Our Lord looks for another quality in His church. She is required to be "clear as the sun" (v.8) – or faithful in her testimony. The sun is a brilliant, radiant orb. It shines with a pure light. Likewise, the church of Christ should be decided in what she believes. She must have regard to her doctrine, what she preaches and teaches. She must hold fast the form of sound words (2 Tim. 1:13). She must also be decided as to her duty in world – she is not another agency for social work, but the agency for gospel work, for the gathering and perfecting of the saints (Eph. 4:11-13). This great task is hers alone.

As Presbyterians we should never be ashamed of our distinctive beliefs! The Reformation in Scotland has left us a precious legacy which we should hold on to tenaciously. In addition to truths held in common with other Reformed people we bear testimony to purity of worship, biblical church government, the establishment principle and the identification of the papacy as the Antichrist foretold in Scripture. These things we believe are from God!


Those who are called to be ministers of the gospel have a special responsibility before the Lord. It has been well said that if a thief wants to get into a house then the first thing he must do is to silence the watchdog. The devil would have men of God stay dumb regarding those truths which this generation needs to hear. This generation certainly needs to hear the gospel of grace but does it not also need to know how God is to be worshipped and His church governed? Do not our rulers need to be told of their duties toward Christ and His church and our people warned of the danger of the Man of Sin? Faithfulness to the Word of God is the need of the hour.

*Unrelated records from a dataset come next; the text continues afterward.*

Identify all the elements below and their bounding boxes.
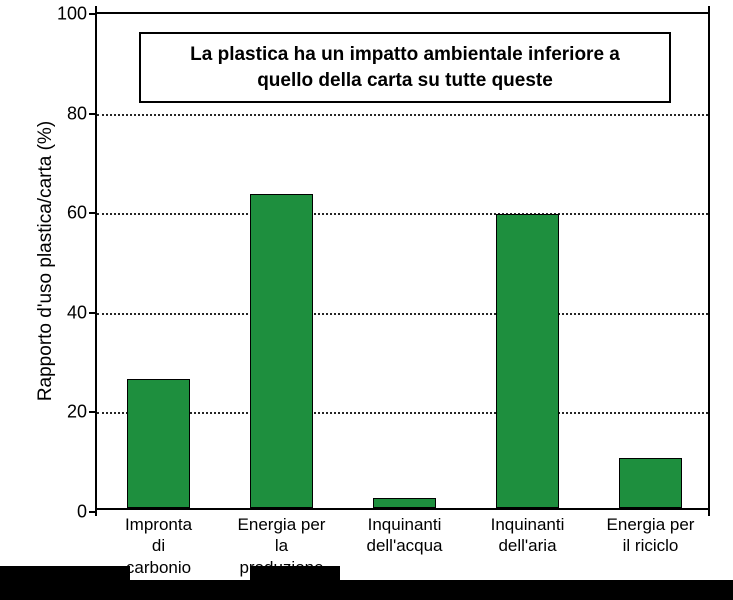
grid-line: [97, 213, 708, 215]
black-border-strip: [130, 580, 250, 600]
bar: [373, 498, 437, 508]
y-axis-label: Rapporto d'uso plastica/carta (%): [35, 12, 57, 510]
y-tick-label: 80: [67, 103, 87, 124]
chart-title-line1: La plastica ha un impatto ambientale inf…: [155, 42, 655, 68]
y-tick-mark: [89, 113, 97, 115]
bar: [250, 194, 314, 508]
x-category-label: Inquinantidell'acqua: [343, 514, 466, 557]
y-tick-label: 0: [77, 502, 87, 523]
y-tick-label: 20: [67, 402, 87, 423]
axis-tick: [708, 6, 710, 14]
axis-tick: [95, 6, 97, 14]
chart-title-line2: quello della carta su tutte queste: [155, 68, 655, 94]
plot-area: 020406080100ImprontadicarbonioEnergia pe…: [95, 12, 710, 510]
black-border-strip: [0, 566, 130, 600]
y-tick-label: 40: [67, 302, 87, 323]
grid-line: [97, 313, 708, 315]
y-tick-label: 100: [57, 4, 87, 25]
bar: [127, 379, 191, 508]
y-tick-label: 60: [67, 203, 87, 224]
y-tick-mark: [89, 212, 97, 214]
x-category-label: Energia peril riciclo: [589, 514, 712, 557]
y-tick-mark: [89, 312, 97, 314]
black-border-strip: [340, 580, 733, 600]
grid-line: [97, 114, 708, 116]
chart-title-box: La plastica ha un impatto ambientale inf…: [139, 32, 671, 103]
bar-chart: 020406080100ImprontadicarbonioEnergia pe…: [0, 0, 733, 600]
bar: [496, 214, 560, 508]
black-border-strip: [250, 566, 340, 600]
x-category-label: Inquinantidell'aria: [466, 514, 589, 557]
bar: [619, 458, 683, 508]
y-tick-mark: [89, 411, 97, 413]
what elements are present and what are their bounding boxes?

When holiness of character and faithfulness to truth mark the people of God then the church is "terrible as an army with banners" (v.8) she is awe-inspiring in her influence. This is the militant church! She must see this world as a battleground, not a playground. Her life and witness should promote the reverence and fear of God.

The true church is often unrecognised by the world. When men wish to wear the cloak of religion, as often as not they turn to impressive Rome and the papacy. To countless millions she is the Christian Church. In reality she is the "great whore that sitteth upon many waters," casting her spell over great men and common men alike, enticing them to commit spiritual fornication (Rev. 17:1,2).

In our own poor land, a man may also think of the other great, historic denominations. He is taken with their 'liberal,' 'tolerant' attitudes, equating the Christian church with these. Or perhaps he is captivated by the 'signs and wonders' of the charismatic movement. He has not listened to the Lord and what He says in Scripture about His own church. But have we also given the world an excuse by our lack of true consecration and zeal? Are we not sadly lacking in spiritual power ourselves?


As the church of Christ we must like any army unfurl our banners and hold them high. Then the troops will rally and have confidence in the face of the enemy. Do you know the banners of the Bible? What are they? The church's great banner is found in Exodus 17:15. There we learn how Moses on the hilltop held aloft the rod of God while below Joshua and the men of Israel overcame the Amalekites in battle. Moses then built an altar and called it "Jehovah-nissi" – the Lord my banner. God is everything to His people and they are not ashamed of the gospel of Christ. Underneath that chief banner there is the banner of salvation (Psa. 20:5), the banner of truth (Psa. 60:4) and the banner of love (Song of Sol. 2:4) – great themes which the church must proclaim to the glory of God and for the good of perishing souls. Oh, that the Lord would make us more militant for these things!


When the One who walks in the midst of the seven golden candlesticks observes the churches of today, what does He see? Does He find those qualities which are a delight to His heart? Only when the church is marked by holiness and faithfulness will she enjoy God's blessing and have any real impact upon the sinful world around her. Then and only then will she have real success. Sinners will be found saying, "We will go with you: for we have heard that God is with you" (Zech. 8:23). Oh, for such a day to dawn again! May the Lord hasten it.